The Minuteman

The Official Newark Academy Newspaper

Change Makes Me Angry

By Theodore Carlson McGraw ‘20 and Michael Ming Wang ‘20, Humor Editors

For the past six years, every school morning started the same way:

I woke up, took a shower, brushed my teeth, ate a wholesome banana, and got into the car. I used to walk up the front steps to school at 7:55 at the latest. But now, in our technology-driven world and our fast paced society, with no time for genuine human interaction, we are becoming pawns to the bourgeoisie (in its most Marxist sense). 

As of now, two major disturbances have altered the fluidity of my utopian morning routine. They are, in no particular order because they all stink: crammed morning meetings in the gym and the increase in bumper-to-bumper traffic. 

It’s hot. It’s sweaty. It’s moist. I’m scared of farting. Sandpaper seems to be rubbing against my shoe. As I take a second look, I realize it is my classmate’s coarse khaki pant leg. This is what we’ve come to. A scramble. A fight to the death for leg room and oxygen to breathe. Not all will survive. 

Morning meeting was a nice sense of ritual that we used to have. We were snuggled comfortably in the plush red seats in the Rose Auditorium, blessed with the clarity of the sound system and acoustics, and most importantly, organized. Now there is chaos. A dark storm cloud hangs over every morning meeting. The natural order has been disturbed. The halflings (freshmen and middle schoolers) get to sit on the mats and are gifted the opportunity to leave first. I guess the senior class will never know what it’s like to be top dog. Morning meeting used to be a nice way to start the day; now I don’t even know if I will be able to make it on time. 

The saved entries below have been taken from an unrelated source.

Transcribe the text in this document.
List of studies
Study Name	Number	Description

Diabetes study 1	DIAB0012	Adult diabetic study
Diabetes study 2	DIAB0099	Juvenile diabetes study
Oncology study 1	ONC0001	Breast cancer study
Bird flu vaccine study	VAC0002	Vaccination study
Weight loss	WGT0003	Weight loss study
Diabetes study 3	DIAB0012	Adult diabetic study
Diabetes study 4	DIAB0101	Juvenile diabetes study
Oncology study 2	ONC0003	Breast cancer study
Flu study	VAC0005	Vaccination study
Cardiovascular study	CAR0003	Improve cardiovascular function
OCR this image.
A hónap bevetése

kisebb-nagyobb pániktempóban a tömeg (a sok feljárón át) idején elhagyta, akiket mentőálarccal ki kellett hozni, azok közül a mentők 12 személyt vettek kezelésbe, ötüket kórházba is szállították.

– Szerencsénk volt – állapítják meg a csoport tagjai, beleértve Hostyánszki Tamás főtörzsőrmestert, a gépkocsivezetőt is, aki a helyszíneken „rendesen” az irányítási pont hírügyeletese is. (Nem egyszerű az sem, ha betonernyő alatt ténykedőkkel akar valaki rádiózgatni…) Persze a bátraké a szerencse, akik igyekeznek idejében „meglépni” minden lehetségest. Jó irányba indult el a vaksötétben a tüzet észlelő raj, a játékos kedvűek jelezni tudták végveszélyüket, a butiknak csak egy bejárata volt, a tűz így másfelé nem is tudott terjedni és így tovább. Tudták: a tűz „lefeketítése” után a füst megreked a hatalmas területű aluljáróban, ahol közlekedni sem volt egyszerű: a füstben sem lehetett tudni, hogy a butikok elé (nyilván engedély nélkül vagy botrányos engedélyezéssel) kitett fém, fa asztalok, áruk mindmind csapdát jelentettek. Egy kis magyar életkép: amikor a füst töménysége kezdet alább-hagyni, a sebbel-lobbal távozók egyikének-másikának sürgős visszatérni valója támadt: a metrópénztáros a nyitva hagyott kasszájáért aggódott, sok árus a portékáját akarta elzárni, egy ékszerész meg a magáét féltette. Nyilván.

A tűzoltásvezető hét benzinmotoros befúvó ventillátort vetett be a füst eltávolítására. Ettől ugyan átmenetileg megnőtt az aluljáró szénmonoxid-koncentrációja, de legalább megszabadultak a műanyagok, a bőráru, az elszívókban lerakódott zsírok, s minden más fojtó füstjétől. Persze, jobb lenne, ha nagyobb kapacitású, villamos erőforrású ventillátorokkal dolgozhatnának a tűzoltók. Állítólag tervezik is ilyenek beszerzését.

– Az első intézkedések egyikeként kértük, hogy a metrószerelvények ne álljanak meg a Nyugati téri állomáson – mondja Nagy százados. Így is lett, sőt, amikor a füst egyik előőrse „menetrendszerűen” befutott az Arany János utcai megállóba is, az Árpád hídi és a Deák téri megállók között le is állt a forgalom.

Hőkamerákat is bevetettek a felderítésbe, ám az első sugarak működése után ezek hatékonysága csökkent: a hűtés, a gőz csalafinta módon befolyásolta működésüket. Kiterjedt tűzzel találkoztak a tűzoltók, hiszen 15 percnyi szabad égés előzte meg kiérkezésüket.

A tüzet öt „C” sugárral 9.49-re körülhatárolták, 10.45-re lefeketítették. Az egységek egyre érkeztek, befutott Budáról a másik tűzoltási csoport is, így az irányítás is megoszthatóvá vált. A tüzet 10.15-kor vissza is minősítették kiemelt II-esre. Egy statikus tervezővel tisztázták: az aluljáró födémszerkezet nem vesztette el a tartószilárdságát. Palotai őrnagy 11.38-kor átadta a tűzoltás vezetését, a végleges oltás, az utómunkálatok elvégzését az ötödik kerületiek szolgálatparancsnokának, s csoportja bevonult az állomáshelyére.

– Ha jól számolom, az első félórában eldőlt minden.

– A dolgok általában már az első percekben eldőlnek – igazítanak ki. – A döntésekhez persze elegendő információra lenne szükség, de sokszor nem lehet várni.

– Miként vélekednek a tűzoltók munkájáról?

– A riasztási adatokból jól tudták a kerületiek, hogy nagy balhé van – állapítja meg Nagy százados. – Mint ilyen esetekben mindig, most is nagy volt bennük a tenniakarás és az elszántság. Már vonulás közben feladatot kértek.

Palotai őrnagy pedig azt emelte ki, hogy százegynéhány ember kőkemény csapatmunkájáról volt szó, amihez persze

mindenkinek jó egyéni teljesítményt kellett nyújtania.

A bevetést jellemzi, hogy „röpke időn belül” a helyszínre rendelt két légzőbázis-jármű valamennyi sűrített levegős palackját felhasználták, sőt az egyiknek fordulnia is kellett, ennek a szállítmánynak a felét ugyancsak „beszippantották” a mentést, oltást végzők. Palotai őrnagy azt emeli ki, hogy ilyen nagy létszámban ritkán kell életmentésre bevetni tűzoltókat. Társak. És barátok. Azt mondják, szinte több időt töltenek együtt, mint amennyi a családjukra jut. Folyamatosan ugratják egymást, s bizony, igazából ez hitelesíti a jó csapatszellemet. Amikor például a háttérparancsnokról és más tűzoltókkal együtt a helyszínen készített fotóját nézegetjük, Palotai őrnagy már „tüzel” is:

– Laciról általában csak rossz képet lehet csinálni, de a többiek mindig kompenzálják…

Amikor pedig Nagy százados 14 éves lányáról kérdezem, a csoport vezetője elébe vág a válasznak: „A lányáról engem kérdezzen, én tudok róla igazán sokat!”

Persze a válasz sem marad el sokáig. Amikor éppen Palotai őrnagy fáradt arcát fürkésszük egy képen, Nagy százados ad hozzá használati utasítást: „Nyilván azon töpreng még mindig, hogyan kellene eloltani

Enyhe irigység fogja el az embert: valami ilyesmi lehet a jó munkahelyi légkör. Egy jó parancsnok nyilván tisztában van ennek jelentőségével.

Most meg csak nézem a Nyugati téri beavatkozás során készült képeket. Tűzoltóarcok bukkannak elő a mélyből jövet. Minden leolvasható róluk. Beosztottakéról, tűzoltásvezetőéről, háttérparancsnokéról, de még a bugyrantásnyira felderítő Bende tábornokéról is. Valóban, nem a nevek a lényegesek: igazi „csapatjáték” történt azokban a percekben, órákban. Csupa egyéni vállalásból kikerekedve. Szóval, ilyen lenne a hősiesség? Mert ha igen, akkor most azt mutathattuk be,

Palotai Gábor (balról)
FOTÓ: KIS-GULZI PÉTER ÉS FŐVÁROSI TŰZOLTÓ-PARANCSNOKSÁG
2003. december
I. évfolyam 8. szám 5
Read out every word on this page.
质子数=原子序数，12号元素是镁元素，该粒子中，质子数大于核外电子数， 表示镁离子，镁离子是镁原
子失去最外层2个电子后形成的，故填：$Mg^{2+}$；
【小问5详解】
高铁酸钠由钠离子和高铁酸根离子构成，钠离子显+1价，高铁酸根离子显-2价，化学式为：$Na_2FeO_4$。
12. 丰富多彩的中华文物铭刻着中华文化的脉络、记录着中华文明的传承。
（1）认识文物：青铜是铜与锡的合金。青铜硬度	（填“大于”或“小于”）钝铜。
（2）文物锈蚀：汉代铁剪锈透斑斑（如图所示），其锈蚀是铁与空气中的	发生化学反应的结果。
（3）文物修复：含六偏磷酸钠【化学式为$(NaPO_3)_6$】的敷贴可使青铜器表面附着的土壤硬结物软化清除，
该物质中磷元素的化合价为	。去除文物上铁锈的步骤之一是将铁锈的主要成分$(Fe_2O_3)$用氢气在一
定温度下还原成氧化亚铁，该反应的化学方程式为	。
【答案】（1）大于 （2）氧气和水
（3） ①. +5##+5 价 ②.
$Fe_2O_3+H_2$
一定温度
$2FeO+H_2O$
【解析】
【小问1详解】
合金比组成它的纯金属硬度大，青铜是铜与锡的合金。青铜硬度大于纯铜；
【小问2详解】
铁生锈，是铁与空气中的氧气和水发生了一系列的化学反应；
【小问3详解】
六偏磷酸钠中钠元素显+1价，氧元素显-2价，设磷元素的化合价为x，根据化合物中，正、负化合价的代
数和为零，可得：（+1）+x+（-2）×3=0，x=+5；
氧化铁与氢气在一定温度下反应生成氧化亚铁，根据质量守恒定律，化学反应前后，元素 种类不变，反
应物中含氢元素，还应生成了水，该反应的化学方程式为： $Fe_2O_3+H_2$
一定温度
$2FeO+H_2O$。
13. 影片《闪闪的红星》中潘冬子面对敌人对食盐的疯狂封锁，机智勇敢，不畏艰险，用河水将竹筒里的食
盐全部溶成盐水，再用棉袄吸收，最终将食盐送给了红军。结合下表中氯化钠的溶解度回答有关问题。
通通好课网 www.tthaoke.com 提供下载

I used to get to school in fifteen minutes. I enjoyed that car ride. I had enough time to listen to a few tunes, take a power nap, and do the homework I forgot to do last night. Now, my mornings stink. It takes thirty minutes to get to school. The traffic is out of control. I miss out on my morning relaxation with my friends… I miss my friends and my zen. I used to love my friends. I was loved by my friends. Now my love is gone. I’m just a shell, hollow on the inside, lifeless on the out. Now I get to school with just enough time to maybe get a seat in morning meeting, and then I proceed to the rest of my day and all my classes. Without love. Without happiness. Without zen. It seems like everybody has a place to be. Zen dudes send it. 

I don’t have much else to say. I might just sound like a rambling old geezer. What do I know?

We’ve lost a little bit of what makes NA, NA.